Gary Shteyngart's work, especially Super Sad True Love Story.
posted by Mr.Know-it-some at 6:09 AM on December 19, 2017


A couple of outside-the-box non-fiction recommendations:

Endurance: Shackletons's Incredible Voyage.
Written in 1959. I was genuinely surprised at what a gripping, page-turning book it was. Rarely has a book seemed to transport me to another time and place. It's an incredible story (right in the title!) of the human spirit, team work, and hope when all seems lost.

The Orchid Thief is much different than Endurance, but is one of my favorite books. Passages and quotes from this book pop into my head on a regular basis. It's famous for being the basis for the fantastic film Adaptation. It's kind of a true-crime story (the crime being alleged orchid thievery) but the main story serves as a launching off point for Susan Orlean's meditations about obsession, beauty, passion, and why we do what we do.

(To be clear, these are not novels, but read like novels.)
posted by The Deej at 7:05 AM on December 19, 2017


It's not going to win any awards for ease of comprehension, but if you enjoyed Vineland then it might be worth picking up Mason & Dixon, also by Thomas Pynchon.

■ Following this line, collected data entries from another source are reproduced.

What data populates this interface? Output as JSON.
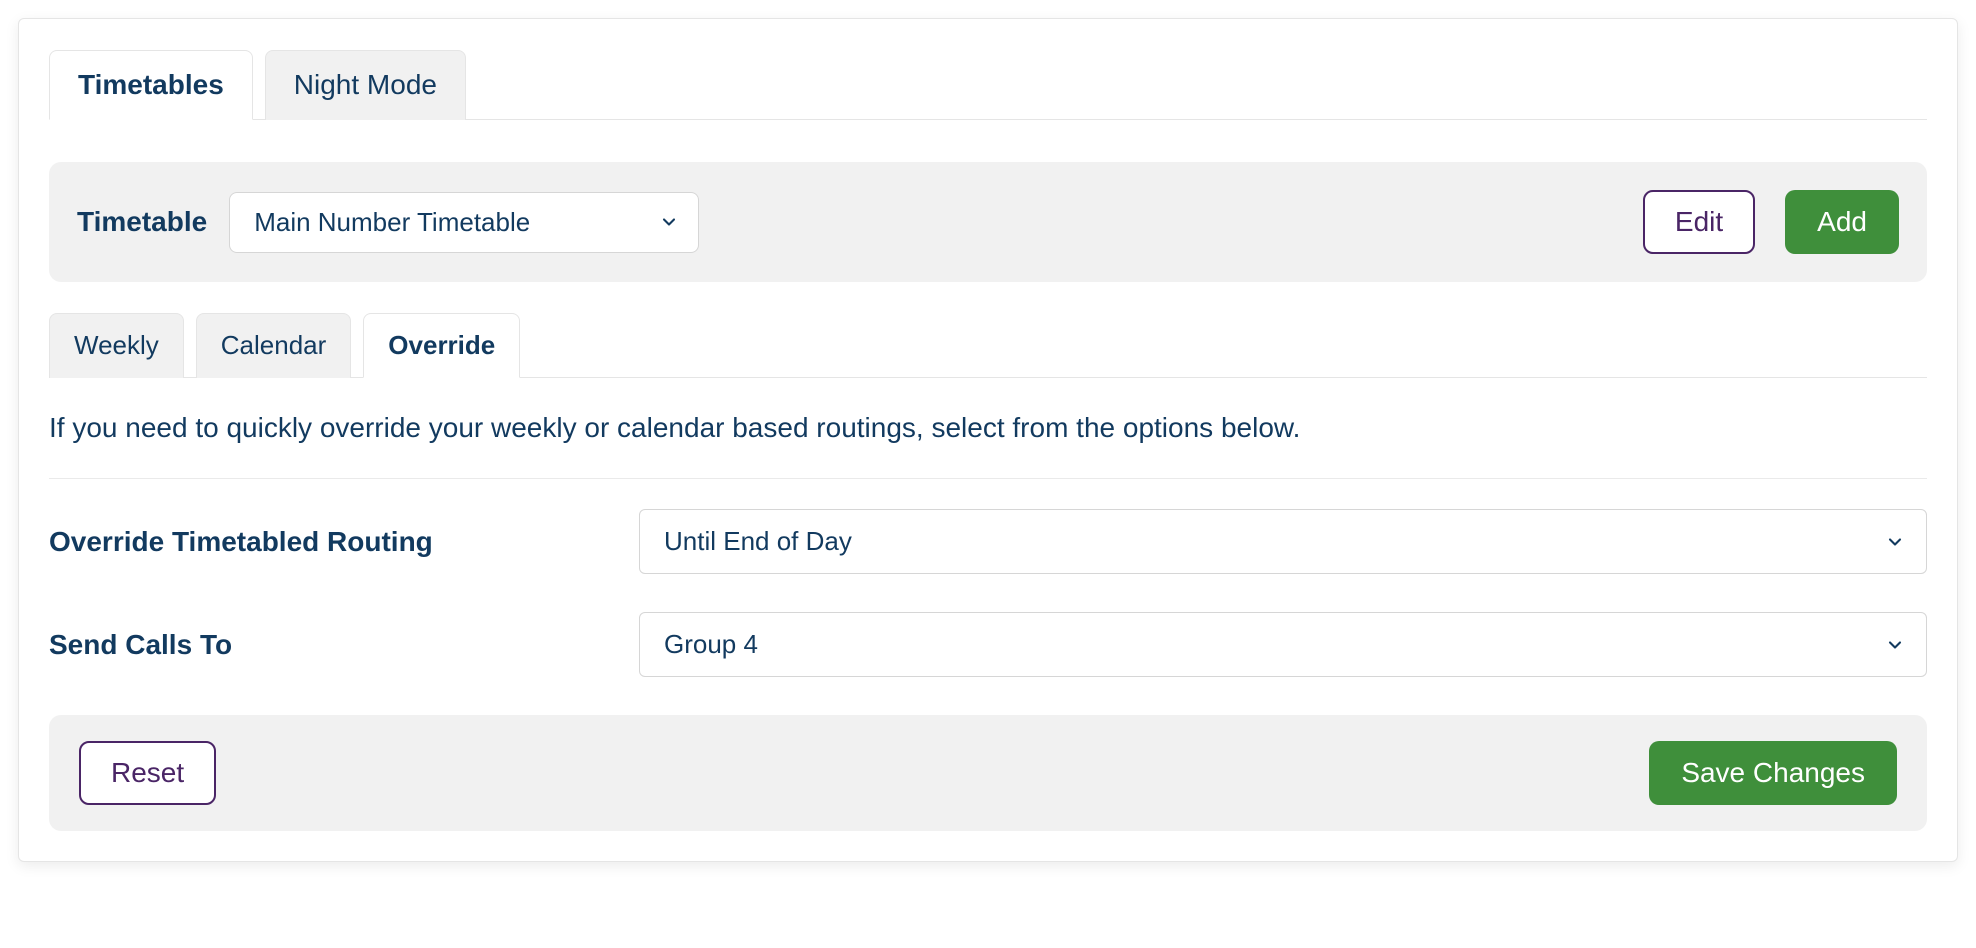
{
  "topTabs": {
    "timetables": "Timetables",
    "nightMode": "Night Mode"
  },
  "selectorBar": {
    "label": "Timetable",
    "selectValue": "Main Number Timetable",
    "editLabel": "Edit",
    "addLabel": "Add"
  },
  "subTabs": {
    "weekly": "Weekly",
    "calendar": "Calendar",
    "override": "Override"
  },
  "description": "If you need to quickly override your weekly or calendar based routings, select from the options below.",
  "form": {
    "overrideLabel": "Override Timetabled Routing",
    "overrideValue": "Until End of Day",
    "sendLabel": "Send Calls To",
    "sendValue": "Group 4"
  },
  "footer": {
    "resetLabel": "Reset",
    "saveLabel": "Save Changes"
  },
  "colors": {
    "textPrimary": "#123a5f",
    "accentPurple": "#4a2566",
    "green": "#3f8f3b",
    "panelGray": "#f1f1f1",
    "border": "#e5e5e5"
  }
}
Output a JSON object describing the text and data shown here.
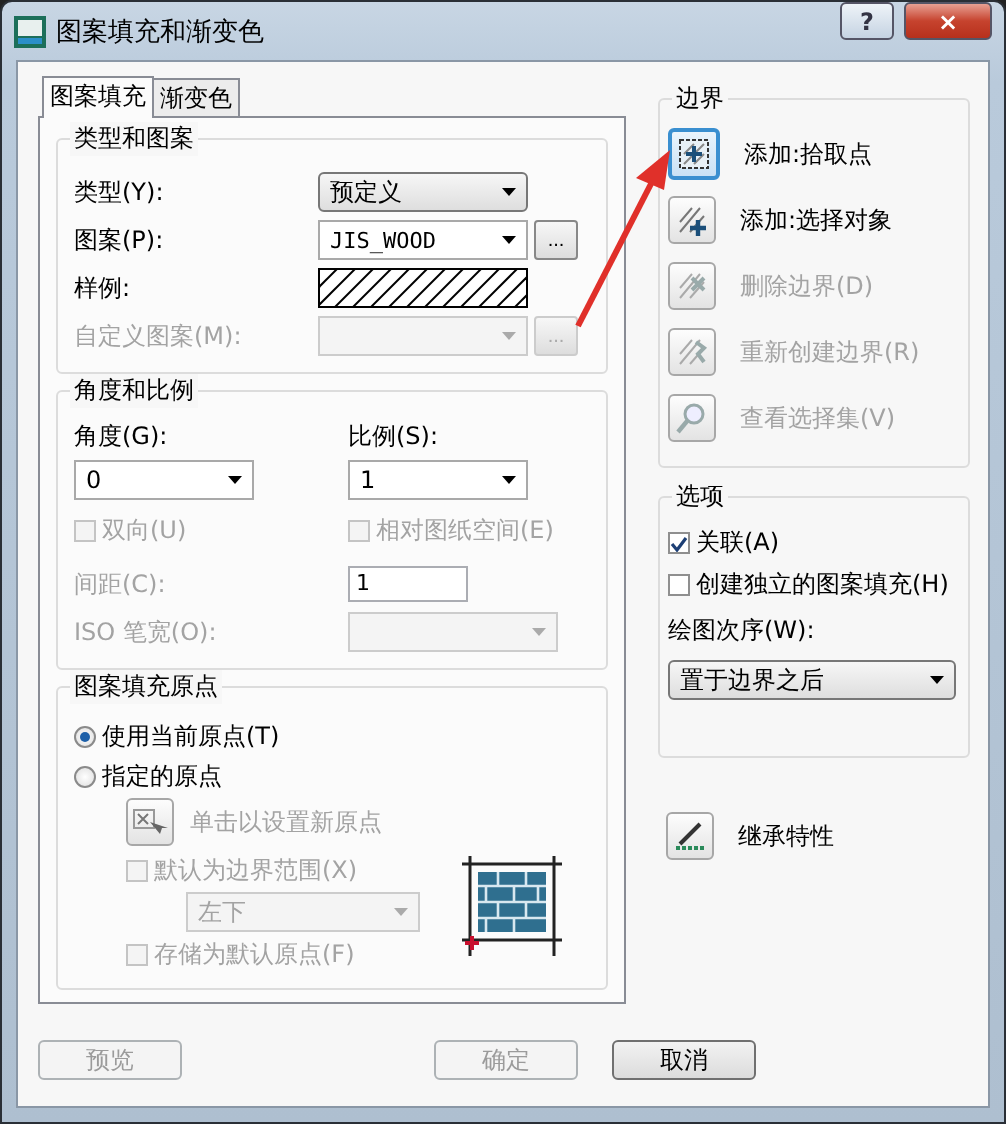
{
  "window": {
    "title": "图案填充和渐变色",
    "help_button": "?",
    "close_button": "×"
  },
  "tabs": [
    {
      "label": "图案填充",
      "selected": true
    },
    {
      "label": "渐变色",
      "selected": false
    }
  ],
  "type_and_pattern": {
    "title": "类型和图案",
    "rows": [
      {
        "kind": "combo",
        "label": "类型(Y):",
        "value": "预定义",
        "disabled": false
      },
      {
        "kind": "combo",
        "label": "图案(P):",
        "value": "JIS_WOOD",
        "disabled": false,
        "browse": "..."
      },
      {
        "kind": "swatch",
        "label": "样例:"
      },
      {
        "kind": "combo",
        "label": "自定义图案(M):",
        "disabled": true,
        "browse": "..."
      }
    ]
  },
  "angle_and_scale": {
    "title": "角度和比例",
    "angle": {
      "label": "角度(G):",
      "value": "0"
    },
    "scale": {
      "label": "比例(S):",
      "value": "1"
    },
    "checks": [
      {
        "label": "双向(U)",
        "checked": false,
        "disabled": true
      },
      {
        "label": "相对图纸空间(E)",
        "checked": false,
        "disabled": true
      }
    ],
    "spacing": {
      "label": "间距(C):",
      "value": "1",
      "disabled": true
    },
    "iso_pen_width": {
      "label": "ISO 笔宽(O):",
      "disabled": true
    }
  },
  "origin": {
    "title": "图案填充原点",
    "radios": [
      {
        "label": "使用当前原点(T)",
        "selected": true
      },
      {
        "label": "指定的原点",
        "selected": false
      }
    ],
    "set_button": {
      "label": "单击以设置新原点",
      "disabled": true
    },
    "default_extent": {
      "label": "默认为边界范围(X)",
      "checked": false,
      "disabled": true
    },
    "position": {
      "value": "左下",
      "disabled": true
    },
    "store_default": {
      "label": "存储为默认原点(F)",
      "checked": false,
      "disabled": true
    }
  },
  "boundaries": {
    "title": "边界",
    "buttons": [
      {
        "kind": "pick",
        "label": "添加:拾取点",
        "disabled": false
      },
      {
        "kind": "select",
        "label": "添加:选择对象",
        "disabled": false
      },
      {
        "kind": "remove",
        "label": "删除边界(D)",
        "disabled": true
      },
      {
        "kind": "recreate",
        "label": "重新创建边界(R)",
        "disabled": true
      },
      {
        "kind": "view",
        "label": "查看选择集(V)",
        "disabled": true
      }
    ]
  },
  "options": {
    "title": "选项",
    "checks": [
      {
        "label": "关联(A)",
        "checked": true,
        "disabled": false
      },
      {
        "label": "创建独立的图案填充(H)",
        "checked": false,
        "disabled": false
      }
    ],
    "draw_order": {
      "label": "绘图次序(W):",
      "value": "置于边界之后"
    }
  },
  "inherit": {
    "label": "继承特性"
  },
  "buttons": [
    {
      "label": "预览",
      "disabled": true
    },
    {
      "label": "确定",
      "disabled": true
    },
    {
      "label": "取消",
      "disabled": false
    }
  ]
}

I read it this year and it's one of the best novels I've read in years.

It's definitely a mad epic of the rollicking quest variety -- but it's also a full-throated condemnation of slavery and colonialism, a parodic but weirdly accurate social history, and (this is unique in Pynchon) a touching, sensitively written tale of friendship.

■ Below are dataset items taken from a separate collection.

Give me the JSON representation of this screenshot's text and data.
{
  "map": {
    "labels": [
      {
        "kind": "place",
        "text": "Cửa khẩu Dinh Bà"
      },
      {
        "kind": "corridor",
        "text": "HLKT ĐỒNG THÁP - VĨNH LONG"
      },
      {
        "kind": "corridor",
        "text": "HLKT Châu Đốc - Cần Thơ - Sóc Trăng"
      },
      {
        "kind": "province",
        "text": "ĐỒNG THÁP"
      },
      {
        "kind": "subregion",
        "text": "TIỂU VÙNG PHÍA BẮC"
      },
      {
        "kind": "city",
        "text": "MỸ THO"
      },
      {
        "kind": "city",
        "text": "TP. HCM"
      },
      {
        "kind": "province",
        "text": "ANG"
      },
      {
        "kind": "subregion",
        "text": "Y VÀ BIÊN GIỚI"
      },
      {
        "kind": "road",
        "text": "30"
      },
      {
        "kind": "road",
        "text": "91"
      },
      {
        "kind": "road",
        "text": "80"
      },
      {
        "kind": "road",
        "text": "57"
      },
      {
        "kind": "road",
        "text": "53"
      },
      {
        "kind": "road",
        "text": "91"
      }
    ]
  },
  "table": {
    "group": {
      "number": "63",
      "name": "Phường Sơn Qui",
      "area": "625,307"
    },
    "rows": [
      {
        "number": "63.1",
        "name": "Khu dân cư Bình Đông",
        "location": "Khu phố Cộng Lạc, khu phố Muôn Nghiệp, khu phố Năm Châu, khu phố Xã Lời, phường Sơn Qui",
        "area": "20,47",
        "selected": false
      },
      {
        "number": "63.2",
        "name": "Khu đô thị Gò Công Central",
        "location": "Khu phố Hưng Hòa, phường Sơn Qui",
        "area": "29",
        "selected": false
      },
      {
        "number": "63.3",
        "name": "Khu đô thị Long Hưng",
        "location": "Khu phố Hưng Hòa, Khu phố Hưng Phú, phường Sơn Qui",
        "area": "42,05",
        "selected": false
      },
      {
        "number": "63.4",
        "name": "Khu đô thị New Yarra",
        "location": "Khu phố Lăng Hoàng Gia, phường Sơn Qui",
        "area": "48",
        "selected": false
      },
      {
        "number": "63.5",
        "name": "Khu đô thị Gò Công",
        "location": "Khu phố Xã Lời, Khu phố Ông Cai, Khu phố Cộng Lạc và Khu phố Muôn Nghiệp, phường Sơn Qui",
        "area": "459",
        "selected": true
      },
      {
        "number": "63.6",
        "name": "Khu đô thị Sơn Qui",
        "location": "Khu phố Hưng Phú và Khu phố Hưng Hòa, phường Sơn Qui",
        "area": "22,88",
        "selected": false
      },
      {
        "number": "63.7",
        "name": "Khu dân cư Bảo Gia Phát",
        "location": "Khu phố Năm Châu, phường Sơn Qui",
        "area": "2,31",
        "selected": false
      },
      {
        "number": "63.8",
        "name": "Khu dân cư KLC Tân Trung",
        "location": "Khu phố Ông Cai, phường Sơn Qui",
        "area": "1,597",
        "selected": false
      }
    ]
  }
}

It foregrounds a warmth and humanity in his writing, the care he has for even his minor characters, that's often obscured or lost in his other novels. I really loved it. I'd say it's worth a chance at least -- I was hooked from the first page, but it's the letters between the astronomers in Chapter 2 that really showed the qualities I'm talking about.
posted by Ted Maul at 7:14 AM on December 19, 2017


I found Homegoing to be incredibly gripping. You might also dig The Unseen World for a quest and a loving family of geniuses, and Exit West for a surreal situation with lovely prose (although it is also about refugees and may be too sad for your current purposes).

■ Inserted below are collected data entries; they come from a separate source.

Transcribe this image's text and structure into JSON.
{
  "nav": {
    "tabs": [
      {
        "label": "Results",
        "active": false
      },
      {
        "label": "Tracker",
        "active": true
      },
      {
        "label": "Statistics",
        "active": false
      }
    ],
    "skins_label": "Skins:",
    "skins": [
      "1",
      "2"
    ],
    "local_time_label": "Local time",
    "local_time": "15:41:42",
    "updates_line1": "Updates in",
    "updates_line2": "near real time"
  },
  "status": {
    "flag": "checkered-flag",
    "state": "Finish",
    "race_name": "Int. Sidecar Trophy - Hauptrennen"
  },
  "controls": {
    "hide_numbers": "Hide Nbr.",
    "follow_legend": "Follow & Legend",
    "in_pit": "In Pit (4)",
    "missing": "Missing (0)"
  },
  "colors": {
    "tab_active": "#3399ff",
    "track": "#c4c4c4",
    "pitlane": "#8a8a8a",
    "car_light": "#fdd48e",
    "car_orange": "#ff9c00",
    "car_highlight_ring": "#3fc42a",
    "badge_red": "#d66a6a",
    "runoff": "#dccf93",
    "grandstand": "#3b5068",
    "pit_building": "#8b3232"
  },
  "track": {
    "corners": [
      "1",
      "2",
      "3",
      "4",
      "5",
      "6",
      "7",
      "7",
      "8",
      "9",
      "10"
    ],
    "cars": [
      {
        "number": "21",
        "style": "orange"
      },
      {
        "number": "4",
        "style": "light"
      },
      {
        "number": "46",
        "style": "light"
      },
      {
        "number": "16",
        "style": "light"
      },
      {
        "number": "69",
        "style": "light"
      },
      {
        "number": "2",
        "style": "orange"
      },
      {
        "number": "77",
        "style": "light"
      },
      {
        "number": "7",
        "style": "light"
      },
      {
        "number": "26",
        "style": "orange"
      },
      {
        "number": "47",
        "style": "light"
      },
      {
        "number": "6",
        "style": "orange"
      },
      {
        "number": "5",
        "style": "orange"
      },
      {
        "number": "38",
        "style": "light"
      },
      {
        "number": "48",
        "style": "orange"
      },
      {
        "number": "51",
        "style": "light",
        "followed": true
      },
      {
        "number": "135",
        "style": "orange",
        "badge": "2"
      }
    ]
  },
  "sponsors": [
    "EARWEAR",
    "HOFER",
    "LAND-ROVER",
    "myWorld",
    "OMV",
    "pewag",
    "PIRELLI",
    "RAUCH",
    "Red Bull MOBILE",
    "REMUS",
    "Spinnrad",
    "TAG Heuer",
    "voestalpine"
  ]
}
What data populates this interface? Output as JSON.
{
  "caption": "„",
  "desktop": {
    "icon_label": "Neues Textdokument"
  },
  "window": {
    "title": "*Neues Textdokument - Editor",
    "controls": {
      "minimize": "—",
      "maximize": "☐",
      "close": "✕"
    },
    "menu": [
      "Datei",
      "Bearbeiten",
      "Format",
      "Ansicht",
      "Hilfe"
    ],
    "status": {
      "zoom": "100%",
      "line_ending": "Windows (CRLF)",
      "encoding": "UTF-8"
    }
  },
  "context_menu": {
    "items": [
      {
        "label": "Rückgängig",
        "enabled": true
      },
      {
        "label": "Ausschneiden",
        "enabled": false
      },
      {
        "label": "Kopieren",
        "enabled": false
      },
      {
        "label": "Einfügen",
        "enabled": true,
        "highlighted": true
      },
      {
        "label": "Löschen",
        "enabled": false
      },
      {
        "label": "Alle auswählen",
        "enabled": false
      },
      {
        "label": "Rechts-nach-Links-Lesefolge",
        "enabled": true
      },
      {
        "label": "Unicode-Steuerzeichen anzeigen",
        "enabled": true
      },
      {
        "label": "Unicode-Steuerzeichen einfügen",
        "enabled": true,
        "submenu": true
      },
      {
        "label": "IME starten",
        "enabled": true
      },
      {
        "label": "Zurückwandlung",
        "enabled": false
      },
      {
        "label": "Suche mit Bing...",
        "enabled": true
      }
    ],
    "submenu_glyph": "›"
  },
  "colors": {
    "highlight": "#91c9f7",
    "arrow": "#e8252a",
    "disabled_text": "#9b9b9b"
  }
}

Also if you haven't yet read Brautigan's Trout Fishing in America, it's just the best. I have a winter tradition of rereading it aloud with my partner. I'm also adding a winter tradition of reading Moominland Midwinter under a lot of blankets, and I would highly recommend any of the Moomin books as an escapist younger-level YA read about Scandinavian trolls who love each other and life.
posted by torridly at 7:19 AM on December 19, 2017


Have you read Saunders' Lincoln in the Bardo yet?
posted by kapers at 8:36 AM on December 19, 2017


This is my second time in five minutes recommending Jane, Unlimited by Kristin Cashore in an ask me... It is really good YA with detectives (kind of), mad quests, oddness, and people caring about each other. It's very hard to describe, but it is multi-genre, almost a choose-your-own-adventure book and I love it.
posted by tangosnail at 10:04 AM on December 19, 2017


You might enjoy The Bref History of the Dead by Kevin Brockmeier
posted by RichardHenryYarbo at 3:40 PM on December 19, 2017


Connie Willis is all of these and more! Passage was my favorite book I read this year.
posted by fairlynearlyready at 8:53 PM on December 19, 2017


Thank you for all these great suggestions! My library queue is long now and I appreciate it a lot. Hibernation with a pile of books, here I come!
posted by hungrytiger at 7:00 PM on December 20, 2017


I can't recommend The Hate U Give by Angie Thomas enough.
posted by nicebookrack at 11:46 AM on December 21, 2017


I read a lot of science fiction and cold war spy thrilers, but I couldn't put down A Gentleman in Moscow. I felt quite immersed in that world.